Crafting a Promissory Note

Promissory note forms can be crafted to address any type of lending situation, and as long as they are crafted with the necessary elements to fulfill the legal precedents of a contract, they are a legitimately binding legal instrument. Many promissory notes are crafted to cover simple agreements regarding the loaning of money from one person to another. They can also be used when an individual sells a vehicle to another person in a private transaction.

When money is loaned between individuals, most promissory notes act as a simple promise to pay. They do not have any collateral assigned that can be used to satisfy the note should the borrower default.
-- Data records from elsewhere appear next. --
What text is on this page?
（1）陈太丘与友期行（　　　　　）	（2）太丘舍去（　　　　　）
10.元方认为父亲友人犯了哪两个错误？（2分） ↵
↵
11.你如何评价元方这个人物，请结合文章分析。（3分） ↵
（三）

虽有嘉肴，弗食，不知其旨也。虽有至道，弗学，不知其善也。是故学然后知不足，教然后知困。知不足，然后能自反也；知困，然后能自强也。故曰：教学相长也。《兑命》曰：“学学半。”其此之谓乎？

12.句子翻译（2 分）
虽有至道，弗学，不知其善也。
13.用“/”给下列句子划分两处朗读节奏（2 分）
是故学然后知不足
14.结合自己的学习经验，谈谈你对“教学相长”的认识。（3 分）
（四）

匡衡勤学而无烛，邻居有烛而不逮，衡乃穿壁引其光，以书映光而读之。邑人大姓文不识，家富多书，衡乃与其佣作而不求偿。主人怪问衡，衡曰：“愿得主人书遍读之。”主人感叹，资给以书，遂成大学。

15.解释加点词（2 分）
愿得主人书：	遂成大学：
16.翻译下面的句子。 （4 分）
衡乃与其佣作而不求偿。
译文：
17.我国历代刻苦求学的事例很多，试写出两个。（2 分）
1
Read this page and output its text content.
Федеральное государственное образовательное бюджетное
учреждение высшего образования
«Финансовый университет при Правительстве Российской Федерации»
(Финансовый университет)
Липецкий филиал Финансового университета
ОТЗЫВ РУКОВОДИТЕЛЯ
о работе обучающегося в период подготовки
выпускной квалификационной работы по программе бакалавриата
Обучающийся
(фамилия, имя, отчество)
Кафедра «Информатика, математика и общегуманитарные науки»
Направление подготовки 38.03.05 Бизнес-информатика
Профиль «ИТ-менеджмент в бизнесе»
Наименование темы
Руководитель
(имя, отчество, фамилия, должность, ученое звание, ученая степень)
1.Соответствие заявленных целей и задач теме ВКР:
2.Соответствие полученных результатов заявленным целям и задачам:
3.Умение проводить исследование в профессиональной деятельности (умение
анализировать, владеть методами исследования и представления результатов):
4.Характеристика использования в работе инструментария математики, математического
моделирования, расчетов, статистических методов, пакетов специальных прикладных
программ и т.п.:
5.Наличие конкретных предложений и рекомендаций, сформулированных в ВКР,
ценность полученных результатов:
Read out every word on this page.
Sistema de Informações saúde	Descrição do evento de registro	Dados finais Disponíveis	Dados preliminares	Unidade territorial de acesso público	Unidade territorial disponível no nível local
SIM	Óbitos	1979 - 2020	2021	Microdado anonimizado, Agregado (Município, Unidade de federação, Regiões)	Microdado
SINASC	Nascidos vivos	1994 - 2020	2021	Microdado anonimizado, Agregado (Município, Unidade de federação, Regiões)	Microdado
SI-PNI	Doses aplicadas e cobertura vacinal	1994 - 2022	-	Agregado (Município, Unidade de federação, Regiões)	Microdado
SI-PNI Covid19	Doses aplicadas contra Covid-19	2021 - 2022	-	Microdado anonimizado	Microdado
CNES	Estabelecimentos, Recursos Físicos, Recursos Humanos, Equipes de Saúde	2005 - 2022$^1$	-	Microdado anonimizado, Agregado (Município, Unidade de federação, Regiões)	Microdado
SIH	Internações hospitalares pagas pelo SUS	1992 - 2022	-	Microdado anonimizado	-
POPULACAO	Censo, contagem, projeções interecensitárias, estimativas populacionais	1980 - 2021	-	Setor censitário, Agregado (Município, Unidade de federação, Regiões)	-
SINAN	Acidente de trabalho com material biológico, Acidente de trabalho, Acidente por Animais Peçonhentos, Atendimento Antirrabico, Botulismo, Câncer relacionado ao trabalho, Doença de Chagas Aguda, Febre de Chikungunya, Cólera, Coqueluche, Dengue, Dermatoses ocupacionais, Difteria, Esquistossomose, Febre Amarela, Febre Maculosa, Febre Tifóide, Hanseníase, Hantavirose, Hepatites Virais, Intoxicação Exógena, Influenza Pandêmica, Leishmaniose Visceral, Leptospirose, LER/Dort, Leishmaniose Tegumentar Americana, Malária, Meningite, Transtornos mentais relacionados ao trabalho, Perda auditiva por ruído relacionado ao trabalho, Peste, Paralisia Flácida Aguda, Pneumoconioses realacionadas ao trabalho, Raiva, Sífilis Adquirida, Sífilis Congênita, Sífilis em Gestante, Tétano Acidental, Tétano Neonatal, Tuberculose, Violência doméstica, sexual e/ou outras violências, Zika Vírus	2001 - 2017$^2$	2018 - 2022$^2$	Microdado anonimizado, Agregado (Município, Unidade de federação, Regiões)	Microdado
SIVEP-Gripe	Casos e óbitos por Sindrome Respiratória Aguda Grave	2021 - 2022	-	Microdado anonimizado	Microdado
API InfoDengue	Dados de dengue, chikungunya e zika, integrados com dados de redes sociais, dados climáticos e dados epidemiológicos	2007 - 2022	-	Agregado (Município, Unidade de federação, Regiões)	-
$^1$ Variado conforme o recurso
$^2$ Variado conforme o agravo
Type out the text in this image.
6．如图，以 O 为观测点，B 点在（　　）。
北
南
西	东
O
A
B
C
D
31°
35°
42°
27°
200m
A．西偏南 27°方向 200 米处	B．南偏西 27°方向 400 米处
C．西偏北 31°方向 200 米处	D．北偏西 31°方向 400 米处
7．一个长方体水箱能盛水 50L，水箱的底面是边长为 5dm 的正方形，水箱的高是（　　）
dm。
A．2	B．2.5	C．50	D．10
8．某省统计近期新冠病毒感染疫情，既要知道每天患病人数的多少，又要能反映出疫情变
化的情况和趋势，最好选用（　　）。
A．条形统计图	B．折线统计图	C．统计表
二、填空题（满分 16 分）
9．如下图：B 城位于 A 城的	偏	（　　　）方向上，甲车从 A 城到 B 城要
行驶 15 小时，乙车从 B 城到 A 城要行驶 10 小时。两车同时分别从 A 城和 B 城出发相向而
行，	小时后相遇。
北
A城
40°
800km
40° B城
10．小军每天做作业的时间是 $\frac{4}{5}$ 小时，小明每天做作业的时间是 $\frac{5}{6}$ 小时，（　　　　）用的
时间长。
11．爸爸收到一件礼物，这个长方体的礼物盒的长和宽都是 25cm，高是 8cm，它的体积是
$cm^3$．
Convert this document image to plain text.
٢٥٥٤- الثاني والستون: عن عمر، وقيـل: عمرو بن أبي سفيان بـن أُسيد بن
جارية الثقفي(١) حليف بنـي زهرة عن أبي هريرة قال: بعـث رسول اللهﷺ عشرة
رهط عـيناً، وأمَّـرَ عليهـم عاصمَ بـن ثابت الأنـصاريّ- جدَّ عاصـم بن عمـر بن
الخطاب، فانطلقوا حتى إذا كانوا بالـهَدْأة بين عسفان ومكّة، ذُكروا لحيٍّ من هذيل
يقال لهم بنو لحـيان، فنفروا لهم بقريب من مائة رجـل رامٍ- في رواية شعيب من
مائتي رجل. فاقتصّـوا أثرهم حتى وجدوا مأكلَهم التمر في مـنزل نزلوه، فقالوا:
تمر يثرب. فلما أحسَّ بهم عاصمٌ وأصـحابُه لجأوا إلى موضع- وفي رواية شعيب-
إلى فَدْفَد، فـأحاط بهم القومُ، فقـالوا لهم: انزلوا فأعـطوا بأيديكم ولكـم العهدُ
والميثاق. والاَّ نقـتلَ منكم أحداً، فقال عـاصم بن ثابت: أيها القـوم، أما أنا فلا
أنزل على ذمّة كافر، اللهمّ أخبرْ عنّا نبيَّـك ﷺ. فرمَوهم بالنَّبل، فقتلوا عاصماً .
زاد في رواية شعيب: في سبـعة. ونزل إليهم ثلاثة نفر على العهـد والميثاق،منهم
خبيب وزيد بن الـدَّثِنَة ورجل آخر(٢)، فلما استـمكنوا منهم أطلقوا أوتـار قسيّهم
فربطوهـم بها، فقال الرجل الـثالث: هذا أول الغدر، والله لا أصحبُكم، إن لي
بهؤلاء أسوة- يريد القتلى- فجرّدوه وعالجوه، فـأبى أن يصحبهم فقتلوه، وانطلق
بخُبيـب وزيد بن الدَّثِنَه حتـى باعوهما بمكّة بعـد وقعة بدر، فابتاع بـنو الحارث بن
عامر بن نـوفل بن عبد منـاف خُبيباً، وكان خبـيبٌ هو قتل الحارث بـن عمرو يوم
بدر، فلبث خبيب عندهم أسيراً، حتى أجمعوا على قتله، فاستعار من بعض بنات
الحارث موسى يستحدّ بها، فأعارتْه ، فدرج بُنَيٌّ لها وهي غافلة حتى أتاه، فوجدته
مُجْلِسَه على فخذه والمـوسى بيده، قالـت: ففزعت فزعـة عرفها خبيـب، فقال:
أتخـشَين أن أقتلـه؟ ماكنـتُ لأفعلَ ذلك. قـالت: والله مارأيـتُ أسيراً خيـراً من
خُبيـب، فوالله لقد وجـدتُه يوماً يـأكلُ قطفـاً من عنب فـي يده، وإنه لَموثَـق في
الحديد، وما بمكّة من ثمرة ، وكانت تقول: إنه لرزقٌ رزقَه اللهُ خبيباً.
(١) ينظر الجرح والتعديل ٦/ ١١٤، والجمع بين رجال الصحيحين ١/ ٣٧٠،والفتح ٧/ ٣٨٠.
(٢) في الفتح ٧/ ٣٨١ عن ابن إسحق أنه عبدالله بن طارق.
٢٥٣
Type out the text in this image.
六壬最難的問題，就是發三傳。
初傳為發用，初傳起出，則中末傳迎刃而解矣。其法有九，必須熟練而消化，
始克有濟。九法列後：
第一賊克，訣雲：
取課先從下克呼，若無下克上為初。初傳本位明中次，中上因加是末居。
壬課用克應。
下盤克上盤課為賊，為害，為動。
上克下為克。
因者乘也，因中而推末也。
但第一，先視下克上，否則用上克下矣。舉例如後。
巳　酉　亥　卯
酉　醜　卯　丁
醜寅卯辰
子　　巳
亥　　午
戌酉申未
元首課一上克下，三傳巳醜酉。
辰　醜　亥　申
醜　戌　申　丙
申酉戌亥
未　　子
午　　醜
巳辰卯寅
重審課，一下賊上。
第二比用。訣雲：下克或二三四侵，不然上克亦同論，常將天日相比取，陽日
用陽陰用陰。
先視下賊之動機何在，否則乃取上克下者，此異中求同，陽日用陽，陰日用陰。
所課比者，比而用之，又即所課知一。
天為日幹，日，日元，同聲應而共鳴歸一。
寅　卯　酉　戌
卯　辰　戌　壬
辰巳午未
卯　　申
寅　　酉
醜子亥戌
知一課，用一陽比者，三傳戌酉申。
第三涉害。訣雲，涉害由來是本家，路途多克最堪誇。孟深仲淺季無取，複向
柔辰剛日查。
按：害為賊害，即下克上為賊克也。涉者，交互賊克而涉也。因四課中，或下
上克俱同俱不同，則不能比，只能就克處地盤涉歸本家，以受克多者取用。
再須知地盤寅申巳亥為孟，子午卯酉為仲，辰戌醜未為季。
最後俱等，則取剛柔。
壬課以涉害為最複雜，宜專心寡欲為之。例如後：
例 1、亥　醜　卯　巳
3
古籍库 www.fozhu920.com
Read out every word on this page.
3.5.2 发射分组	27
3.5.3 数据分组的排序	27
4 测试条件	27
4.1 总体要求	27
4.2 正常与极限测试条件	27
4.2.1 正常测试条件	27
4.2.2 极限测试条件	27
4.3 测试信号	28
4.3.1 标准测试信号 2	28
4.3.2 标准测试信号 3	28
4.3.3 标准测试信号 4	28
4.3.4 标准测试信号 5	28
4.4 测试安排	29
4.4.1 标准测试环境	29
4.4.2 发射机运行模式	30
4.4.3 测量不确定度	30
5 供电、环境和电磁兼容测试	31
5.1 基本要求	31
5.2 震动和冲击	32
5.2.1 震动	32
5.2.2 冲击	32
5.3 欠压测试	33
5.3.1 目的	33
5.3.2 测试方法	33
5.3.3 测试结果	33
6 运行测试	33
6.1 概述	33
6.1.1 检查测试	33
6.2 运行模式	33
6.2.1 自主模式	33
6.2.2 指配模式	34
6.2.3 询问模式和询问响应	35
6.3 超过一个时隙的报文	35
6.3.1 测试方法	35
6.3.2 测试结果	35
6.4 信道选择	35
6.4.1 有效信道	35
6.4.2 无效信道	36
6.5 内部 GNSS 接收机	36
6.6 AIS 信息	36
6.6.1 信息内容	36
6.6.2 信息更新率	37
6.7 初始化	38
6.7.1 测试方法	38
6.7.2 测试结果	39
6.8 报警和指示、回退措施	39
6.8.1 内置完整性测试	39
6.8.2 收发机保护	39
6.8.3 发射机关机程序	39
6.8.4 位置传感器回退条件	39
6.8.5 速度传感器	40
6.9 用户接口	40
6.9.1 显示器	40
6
Legal promissory notes used for the buying and selling of vehicles and other equipment can be secured through repossession of the vehicle or property should the borrower fail to fulfill the terms of the note.

Mortgages as Promissory Notes

Promissory notes can also be used for lending purposes that are more complex and involve larger amounts of property or money. Home mortgages are a form of promissory note and they are very similarly crafted and worded to a standardized simple promissory note.

The main difference is that mortgage notes are written for large amounts of money and are secured by the property that is purchased with that money. The details of the mortgage note are generally more complex due to the involvement of lending institutions as well as government regulations that oversee real estate lending practices. As long as all the necessary elements exist in the mortgage promissory note to mirror common law contract requirements, the note fulfills all the obligations under the law to be legally binding.

When a Borrower Defaults

Whether or not a promissory note is secured with collateral or is unsecured and based solely on the promise to repay, the same principles of legality apply. If the borrower should default on the note and not be able to repay, the lender of a secured note can find relief by legally repossessing the property that was promised as collateral on the note.

If the note is for a monetary loan and is not secured, the lender has the legal authority to seek restitution through the court system and secure a judgment against the borrower. While this does not absolutely guarantee repayment of the promissory note, it does create a legal judgment against the borrower which can then be pursued through collection activity.

The other disadvantage to an unsecured promissory note or promissory letter is that if the borrower should file bankruptcy, creditors with secured interests will be repaid before any creditor with unsecured interests. This creates a possibility where the unsecured lender might not receive any repayment for the breach of agreement.